Ma andiamo senz’altro a incominciare, che è venerdì e state tutti con l’occhio all’orologio e la mente all’aperitivo.

Le avventure culinarie di Puok e Med, “Io voglje ‘a pizza”: EpicWin!

puok e med Pizza

 

Ricorderete senza dubbio lo spot di McDonald’s protagonista (suo malgrado) del primo episodio dei nostri awards. Le polemiche, come da noi previsto, si sono susseguite per tutta la settimana, fino a volumi francamente un po’ eccessivi (in fondo è solo lo spot di un panino). Tra le varie forme di ironia suscitate però dalla propaganda pro-HappyMeal ce n’è una che a nostro avviso merita la medaglia d’oro di questa settimana.
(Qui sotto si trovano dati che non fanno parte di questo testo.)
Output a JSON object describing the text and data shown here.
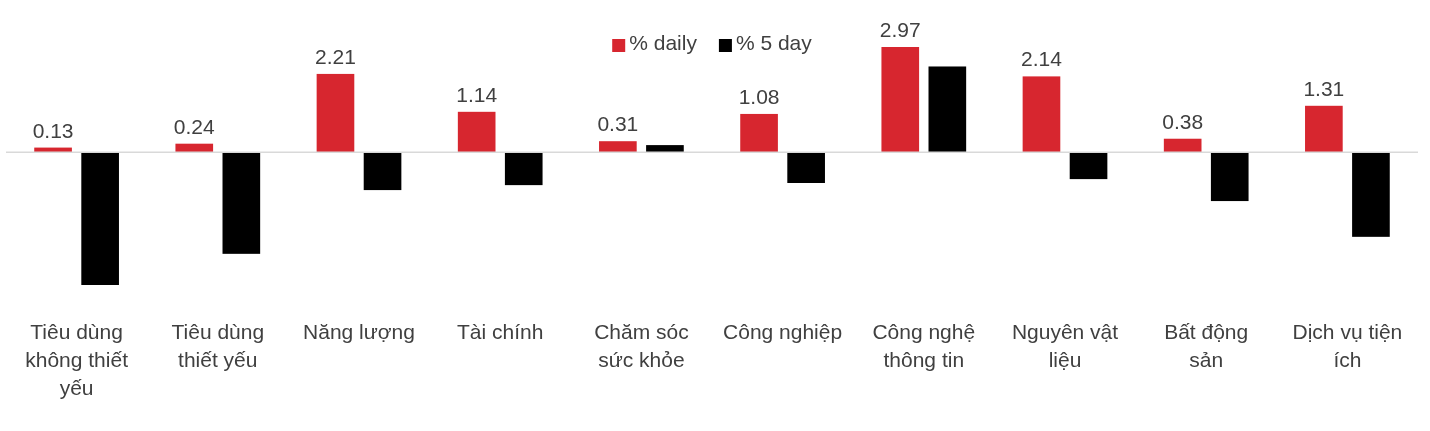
{
  "chart_data": {
    "type": "bar",
    "categories": [
      "Tiêu dùng không thiết yếu",
      "Tiêu dùng thiết yếu",
      "Năng lượng",
      "Tài chính",
      "Chăm sóc sức khỏe",
      "Công nghiệp",
      "Công nghệ thông tin",
      "Nguyên vật liệu",
      "Bất động sản",
      "Dịch vụ tiện ích"
    ],
    "series": [
      {
        "name": "% daily",
        "color": "#d7262f",
        "values": [
          0.13,
          0.24,
          2.21,
          1.14,
          0.31,
          1.08,
          2.97,
          2.14,
          0.38,
          1.31
        ],
        "value_labels": [
          "0.13",
          "0.24",
          "2.21",
          "1.14",
          "0.31",
          "1.08",
          "2.97",
          "2.14",
          "0.38",
          "1.31"
        ]
      },
      {
        "name": "% 5 day",
        "color": "#000000",
        "values": [
          -3.75,
          -2.87,
          -1.07,
          -0.93,
          0.2,
          -0.87,
          2.42,
          -0.76,
          -1.38,
          -2.39
        ]
      }
    ],
    "tick_labels": "x",
    "legend": "top"
  }
}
Si tratta di  Le Avventure Culinarie di Puok e Med, un simpatico blog culinario partenopeo che ha caricato sulla sua pagina facebook un video di risposta molto simpatico, che vi proponiamo.

Il video ribalta la situazione dello spot della celebre catena di fastfood: una famigliola va a cena in una paninoteca e il bimbo rifiuta l’hamburger, chiedendo al padre una pizza. Il tutto in un simpaticissimo dialetto napoletano sottotitolato in inglese. La camera stacca su un montaggio di bimbi e genitori che addentano felici una pizza a portafoglio presa in un chiosco per strada e il video si chiude, con un colpo da maestro, rispondendo anche all’aspetto economico della proposta McDonald’s.

Il video ha in breve ottenuto oltre 1 milione e 200mila visualizzazioni, oltre 40mila condivisioni e 20mila like. Il tutto senza considerare il fatto che è stato caricato e condiviso centinaia di volte da innumerevoli utenti YouTube.

Non sappiamo se sarà la pizza a portafoglio a nutrire il mondo, come si propone l’Expo2015, ma sappiamo per certo che questa è una riposta vincente: ironica, non piagnona o polemica, efficacissima nella sua veicolazione. Complimenti a Puok e Med!

ATM Informa e i parcheggi in zona Expo: EpicFail!

Molte aziende che forniscono servizi al cittadino da diverso tempo colto le opportunità che i social network offrono in termini di customer care e contemporaneamente di brand recognition.
Fondamentale da questo punto di vista è Twitter, una piattaforma semplice e immediata che permette facilmente un rapporto in tempo reale con la propria utenza. La chiave qui è senza dubbio il tempo di risposta: la maggior parte degli utenti Twitter si attende una risposta alle proprie richieste entro un’ora.
Ma l’utenza richiede anche che la risposta sia utile, ovviamente.

Questo secondo aspetto deve essere risultato poco chiaro all’Azienda dei Trasporti di Milano.
Qualche giorno fa un’utente twitta una domanda all’account di ATM:

Ecco la tragicomica risposta dell’azienza meneghina:

In pratica un bel “Cara Roberta, arrangiati”.
Il piccolo (ma gravissimo) incidente assume i toni del grottesco quando nella discussione, in cui volano gli improperi verso ATM, si inserisce l’account del Comune di Milano, che suggerisce all’utente e ad ATM il nuovo portale dedicato alla mobilità di Milano.

Aprire uno o più account ufficiali per avere un rapporto snello e diretto con la propria utenza è senza dubbio una buona idea. Ma questo non può essere solo un rapporto di tipo unidirezionale e frontale. Non basta fornire informazioni dirette ai propri follower, è fondamentale l’interazione con gli stessi. Ricordando sempre che sui social il mondo ci guarda, e qualcuno potrebbe anche intervenire trasformando una figura barbina in un EpicFail, proprio come quello rimediato da ATM.